Im Fall der Grenzziehung zwischen den Schulbezirken für die Franz-Mehring-Schule und die 31. Schule war dies allerdings in der ursprünglichen Fassung der Vorlage nicht in ausreichendem Maße geschehen. Das Schulverwaltungsamt hat dann aber nach eingehenden Diskussionen im Fachausschuss und Erörterungen im Stadtbezirksbeirat zweimal entsprechende Korrekturen vorgenommen, so dass die Kinder aus der Kommandant-Prendel-Allee und dem Sonnenwinkel wie bisher die Franz-Mehring-Schule besuchen können.
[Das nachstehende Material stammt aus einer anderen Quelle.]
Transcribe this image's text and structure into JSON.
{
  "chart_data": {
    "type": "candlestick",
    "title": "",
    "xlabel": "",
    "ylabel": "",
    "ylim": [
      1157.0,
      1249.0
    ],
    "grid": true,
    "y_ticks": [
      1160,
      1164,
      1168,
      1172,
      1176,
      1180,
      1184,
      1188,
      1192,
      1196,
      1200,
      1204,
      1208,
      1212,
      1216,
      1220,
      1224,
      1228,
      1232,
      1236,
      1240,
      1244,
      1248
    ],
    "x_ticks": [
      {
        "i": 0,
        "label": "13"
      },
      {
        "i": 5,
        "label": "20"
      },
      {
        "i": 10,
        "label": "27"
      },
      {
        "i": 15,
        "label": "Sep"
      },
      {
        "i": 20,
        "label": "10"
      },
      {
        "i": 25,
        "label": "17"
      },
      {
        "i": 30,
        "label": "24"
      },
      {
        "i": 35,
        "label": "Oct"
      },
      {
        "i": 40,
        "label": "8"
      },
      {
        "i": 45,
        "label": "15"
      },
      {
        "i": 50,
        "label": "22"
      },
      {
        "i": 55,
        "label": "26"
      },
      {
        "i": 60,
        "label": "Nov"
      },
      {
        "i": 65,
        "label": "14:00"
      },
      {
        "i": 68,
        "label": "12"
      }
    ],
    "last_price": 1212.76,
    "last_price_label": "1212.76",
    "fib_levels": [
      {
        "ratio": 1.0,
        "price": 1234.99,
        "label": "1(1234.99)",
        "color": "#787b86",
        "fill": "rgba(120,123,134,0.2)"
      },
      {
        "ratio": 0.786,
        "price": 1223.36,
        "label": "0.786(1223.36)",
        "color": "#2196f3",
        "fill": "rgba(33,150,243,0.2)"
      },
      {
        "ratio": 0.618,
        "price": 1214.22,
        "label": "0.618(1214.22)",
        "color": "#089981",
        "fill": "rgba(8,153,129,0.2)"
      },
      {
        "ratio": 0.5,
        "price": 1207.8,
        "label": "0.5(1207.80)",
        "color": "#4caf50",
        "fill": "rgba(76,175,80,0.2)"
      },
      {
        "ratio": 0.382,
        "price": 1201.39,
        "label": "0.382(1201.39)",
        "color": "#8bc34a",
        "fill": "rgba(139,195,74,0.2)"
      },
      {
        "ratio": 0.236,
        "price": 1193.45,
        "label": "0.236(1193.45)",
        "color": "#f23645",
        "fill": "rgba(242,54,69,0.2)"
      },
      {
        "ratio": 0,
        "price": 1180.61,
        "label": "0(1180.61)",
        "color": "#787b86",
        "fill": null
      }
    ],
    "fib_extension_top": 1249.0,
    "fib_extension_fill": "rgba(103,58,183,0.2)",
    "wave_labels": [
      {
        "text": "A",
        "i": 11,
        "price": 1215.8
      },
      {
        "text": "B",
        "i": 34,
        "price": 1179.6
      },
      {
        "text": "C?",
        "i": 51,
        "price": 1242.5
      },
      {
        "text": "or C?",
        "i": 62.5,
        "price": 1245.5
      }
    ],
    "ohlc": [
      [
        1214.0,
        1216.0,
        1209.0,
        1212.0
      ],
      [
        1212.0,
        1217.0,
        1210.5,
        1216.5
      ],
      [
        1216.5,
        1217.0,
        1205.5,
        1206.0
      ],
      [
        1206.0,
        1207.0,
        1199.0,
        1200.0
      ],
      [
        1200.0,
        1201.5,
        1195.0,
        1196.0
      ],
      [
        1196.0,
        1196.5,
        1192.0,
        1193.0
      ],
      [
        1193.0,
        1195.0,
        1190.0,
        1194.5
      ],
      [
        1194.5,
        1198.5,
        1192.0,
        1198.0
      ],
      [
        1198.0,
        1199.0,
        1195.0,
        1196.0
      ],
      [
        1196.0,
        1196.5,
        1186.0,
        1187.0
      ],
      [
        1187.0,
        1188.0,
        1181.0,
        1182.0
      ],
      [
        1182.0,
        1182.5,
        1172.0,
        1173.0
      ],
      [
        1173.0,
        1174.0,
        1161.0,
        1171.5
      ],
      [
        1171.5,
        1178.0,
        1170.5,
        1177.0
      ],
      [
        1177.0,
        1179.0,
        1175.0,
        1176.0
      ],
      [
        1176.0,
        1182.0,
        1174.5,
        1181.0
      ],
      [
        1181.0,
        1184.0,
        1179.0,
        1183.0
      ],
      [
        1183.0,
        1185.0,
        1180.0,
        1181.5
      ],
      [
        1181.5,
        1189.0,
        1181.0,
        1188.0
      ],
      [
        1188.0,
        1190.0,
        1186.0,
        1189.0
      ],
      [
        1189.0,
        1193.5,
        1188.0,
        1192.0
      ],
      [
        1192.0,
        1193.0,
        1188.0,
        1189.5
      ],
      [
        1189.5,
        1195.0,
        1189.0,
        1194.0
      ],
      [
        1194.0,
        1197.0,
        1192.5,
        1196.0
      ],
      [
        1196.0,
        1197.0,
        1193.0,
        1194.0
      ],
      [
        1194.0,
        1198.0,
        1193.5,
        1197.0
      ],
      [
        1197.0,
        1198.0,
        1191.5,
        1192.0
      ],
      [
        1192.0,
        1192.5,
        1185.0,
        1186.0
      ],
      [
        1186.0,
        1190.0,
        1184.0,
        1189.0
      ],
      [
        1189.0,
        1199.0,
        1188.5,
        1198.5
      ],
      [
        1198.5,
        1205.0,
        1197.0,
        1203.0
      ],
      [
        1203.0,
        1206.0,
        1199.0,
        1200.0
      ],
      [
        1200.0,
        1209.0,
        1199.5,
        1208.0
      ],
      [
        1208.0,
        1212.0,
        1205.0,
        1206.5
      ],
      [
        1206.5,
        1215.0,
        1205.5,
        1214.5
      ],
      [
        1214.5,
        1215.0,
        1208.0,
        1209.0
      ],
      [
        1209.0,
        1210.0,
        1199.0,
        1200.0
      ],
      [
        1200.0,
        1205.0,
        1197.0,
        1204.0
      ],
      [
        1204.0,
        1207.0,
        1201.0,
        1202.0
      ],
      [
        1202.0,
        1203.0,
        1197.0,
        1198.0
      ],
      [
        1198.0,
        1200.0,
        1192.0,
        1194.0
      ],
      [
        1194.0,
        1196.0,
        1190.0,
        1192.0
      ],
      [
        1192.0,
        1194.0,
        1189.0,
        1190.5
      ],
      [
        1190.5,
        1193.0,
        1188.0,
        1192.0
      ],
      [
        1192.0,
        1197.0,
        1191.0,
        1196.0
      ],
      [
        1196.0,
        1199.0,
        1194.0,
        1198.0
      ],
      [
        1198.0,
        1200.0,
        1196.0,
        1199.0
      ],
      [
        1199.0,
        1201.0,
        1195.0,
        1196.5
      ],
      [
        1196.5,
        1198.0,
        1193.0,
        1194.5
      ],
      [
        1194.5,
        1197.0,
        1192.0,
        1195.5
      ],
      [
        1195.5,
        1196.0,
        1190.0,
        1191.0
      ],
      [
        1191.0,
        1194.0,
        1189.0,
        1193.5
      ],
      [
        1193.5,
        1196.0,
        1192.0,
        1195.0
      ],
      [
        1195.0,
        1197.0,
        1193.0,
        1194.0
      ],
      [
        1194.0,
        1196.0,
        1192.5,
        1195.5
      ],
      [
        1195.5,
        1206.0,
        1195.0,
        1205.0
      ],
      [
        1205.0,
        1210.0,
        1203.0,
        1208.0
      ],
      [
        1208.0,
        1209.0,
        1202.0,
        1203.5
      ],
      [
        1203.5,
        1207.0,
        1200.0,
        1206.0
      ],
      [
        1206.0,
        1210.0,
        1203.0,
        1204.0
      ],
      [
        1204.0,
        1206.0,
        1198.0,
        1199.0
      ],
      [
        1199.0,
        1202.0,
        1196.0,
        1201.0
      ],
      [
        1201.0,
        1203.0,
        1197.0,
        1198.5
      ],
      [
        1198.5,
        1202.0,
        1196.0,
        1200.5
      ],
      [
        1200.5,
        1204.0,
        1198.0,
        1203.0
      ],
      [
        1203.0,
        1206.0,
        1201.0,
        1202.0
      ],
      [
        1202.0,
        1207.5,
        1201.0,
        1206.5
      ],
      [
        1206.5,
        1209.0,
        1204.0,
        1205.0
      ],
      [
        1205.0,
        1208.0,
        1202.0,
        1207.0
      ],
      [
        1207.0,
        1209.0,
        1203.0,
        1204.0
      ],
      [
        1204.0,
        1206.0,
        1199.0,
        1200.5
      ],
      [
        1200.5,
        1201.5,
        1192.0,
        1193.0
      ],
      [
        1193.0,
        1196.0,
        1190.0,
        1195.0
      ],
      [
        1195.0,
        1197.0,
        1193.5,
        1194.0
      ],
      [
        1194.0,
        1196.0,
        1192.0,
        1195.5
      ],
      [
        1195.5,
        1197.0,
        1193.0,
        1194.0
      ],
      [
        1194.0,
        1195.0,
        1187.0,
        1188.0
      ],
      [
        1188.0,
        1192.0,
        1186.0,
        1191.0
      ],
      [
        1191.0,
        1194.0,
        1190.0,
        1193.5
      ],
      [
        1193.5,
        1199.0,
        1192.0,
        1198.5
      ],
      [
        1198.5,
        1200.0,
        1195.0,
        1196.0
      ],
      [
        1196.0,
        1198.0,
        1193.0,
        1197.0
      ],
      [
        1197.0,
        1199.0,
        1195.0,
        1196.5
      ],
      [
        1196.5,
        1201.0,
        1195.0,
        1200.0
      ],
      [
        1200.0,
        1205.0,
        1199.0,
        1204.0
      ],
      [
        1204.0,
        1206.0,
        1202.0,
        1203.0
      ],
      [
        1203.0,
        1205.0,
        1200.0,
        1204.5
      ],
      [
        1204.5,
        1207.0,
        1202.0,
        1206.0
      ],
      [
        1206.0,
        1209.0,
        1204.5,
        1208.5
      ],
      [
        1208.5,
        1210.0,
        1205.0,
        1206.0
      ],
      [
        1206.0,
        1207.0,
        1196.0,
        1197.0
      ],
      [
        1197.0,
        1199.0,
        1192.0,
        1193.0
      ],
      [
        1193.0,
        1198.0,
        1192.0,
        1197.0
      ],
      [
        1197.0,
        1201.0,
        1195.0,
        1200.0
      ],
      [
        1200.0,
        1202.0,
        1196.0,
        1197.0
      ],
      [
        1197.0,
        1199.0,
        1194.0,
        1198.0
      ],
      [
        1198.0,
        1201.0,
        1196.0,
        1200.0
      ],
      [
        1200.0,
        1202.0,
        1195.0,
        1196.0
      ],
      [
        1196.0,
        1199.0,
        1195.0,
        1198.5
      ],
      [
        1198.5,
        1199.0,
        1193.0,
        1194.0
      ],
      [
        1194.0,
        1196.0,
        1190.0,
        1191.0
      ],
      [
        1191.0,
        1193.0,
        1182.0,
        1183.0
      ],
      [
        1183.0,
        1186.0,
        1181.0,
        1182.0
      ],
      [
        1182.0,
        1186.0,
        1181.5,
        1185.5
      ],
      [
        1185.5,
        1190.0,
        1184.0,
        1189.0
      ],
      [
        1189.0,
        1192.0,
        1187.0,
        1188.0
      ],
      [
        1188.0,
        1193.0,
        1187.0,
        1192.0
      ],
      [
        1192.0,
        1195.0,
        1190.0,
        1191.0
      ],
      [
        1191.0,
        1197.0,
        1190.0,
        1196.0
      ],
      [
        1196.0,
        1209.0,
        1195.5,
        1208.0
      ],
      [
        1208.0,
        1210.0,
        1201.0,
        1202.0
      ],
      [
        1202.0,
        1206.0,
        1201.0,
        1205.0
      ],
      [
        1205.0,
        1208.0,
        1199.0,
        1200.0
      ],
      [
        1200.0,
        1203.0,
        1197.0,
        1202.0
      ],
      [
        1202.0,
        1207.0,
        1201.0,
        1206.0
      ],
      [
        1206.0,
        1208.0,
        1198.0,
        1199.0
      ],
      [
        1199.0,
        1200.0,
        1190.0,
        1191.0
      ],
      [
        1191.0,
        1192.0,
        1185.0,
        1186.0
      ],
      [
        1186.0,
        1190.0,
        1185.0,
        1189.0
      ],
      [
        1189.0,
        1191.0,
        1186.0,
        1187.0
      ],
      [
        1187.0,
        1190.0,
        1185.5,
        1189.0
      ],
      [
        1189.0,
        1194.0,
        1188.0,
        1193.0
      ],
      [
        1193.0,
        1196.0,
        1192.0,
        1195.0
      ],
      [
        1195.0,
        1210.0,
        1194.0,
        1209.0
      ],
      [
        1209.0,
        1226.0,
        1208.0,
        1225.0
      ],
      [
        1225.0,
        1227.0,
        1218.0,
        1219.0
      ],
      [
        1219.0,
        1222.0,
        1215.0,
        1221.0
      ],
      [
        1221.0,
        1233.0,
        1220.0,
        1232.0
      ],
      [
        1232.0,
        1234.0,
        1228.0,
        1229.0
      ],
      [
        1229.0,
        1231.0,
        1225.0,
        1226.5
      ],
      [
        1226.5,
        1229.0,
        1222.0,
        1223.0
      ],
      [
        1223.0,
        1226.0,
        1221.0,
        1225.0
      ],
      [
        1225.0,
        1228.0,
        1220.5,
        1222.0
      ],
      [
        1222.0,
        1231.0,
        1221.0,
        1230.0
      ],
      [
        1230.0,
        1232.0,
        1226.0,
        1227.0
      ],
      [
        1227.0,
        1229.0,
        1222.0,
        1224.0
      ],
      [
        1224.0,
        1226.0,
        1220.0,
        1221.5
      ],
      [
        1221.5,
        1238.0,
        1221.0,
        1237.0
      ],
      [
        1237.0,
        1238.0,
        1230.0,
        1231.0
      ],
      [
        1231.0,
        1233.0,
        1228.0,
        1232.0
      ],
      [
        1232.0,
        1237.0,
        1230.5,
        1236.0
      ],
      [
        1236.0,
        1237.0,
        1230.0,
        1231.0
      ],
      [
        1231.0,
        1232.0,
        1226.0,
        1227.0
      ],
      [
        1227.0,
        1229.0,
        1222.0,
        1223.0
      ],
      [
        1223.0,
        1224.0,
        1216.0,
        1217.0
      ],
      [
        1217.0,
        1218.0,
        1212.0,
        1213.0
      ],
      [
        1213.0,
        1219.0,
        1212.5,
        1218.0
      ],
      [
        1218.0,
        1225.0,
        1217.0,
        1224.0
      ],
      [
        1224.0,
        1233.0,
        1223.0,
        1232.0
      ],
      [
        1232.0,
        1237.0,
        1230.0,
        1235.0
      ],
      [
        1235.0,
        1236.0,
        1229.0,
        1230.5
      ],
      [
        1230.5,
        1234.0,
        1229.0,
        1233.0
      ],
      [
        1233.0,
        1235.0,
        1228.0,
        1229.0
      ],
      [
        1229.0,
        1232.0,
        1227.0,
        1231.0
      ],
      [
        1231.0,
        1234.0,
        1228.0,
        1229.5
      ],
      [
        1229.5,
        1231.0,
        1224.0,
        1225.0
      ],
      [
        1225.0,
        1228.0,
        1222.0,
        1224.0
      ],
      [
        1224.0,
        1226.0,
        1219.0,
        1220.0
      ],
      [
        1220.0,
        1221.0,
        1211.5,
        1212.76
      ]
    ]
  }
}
In der heute zur Abstimmung stehenden Satzung wurden aufgrund veränderter Schülerzahlen neun Einzelschulbezirke geändert. Dabei war nicht zu vermeiden, dass die Schulwege für Kinder aus einigen Straßenzügen verlängert wurden. Ein etwas längerer Schulweg ist nicht unbedingt weniger sicher. Dennoch sollten weitere Anstrengungen für die Schulwegesicherheit unternommen werden, beispielsweise durch den vermehrten Einsatz von Schülerlotsen.

Die SPD-Fraktion wird der Vorlage in der Fassung vom 14. April 2005 zustimmen.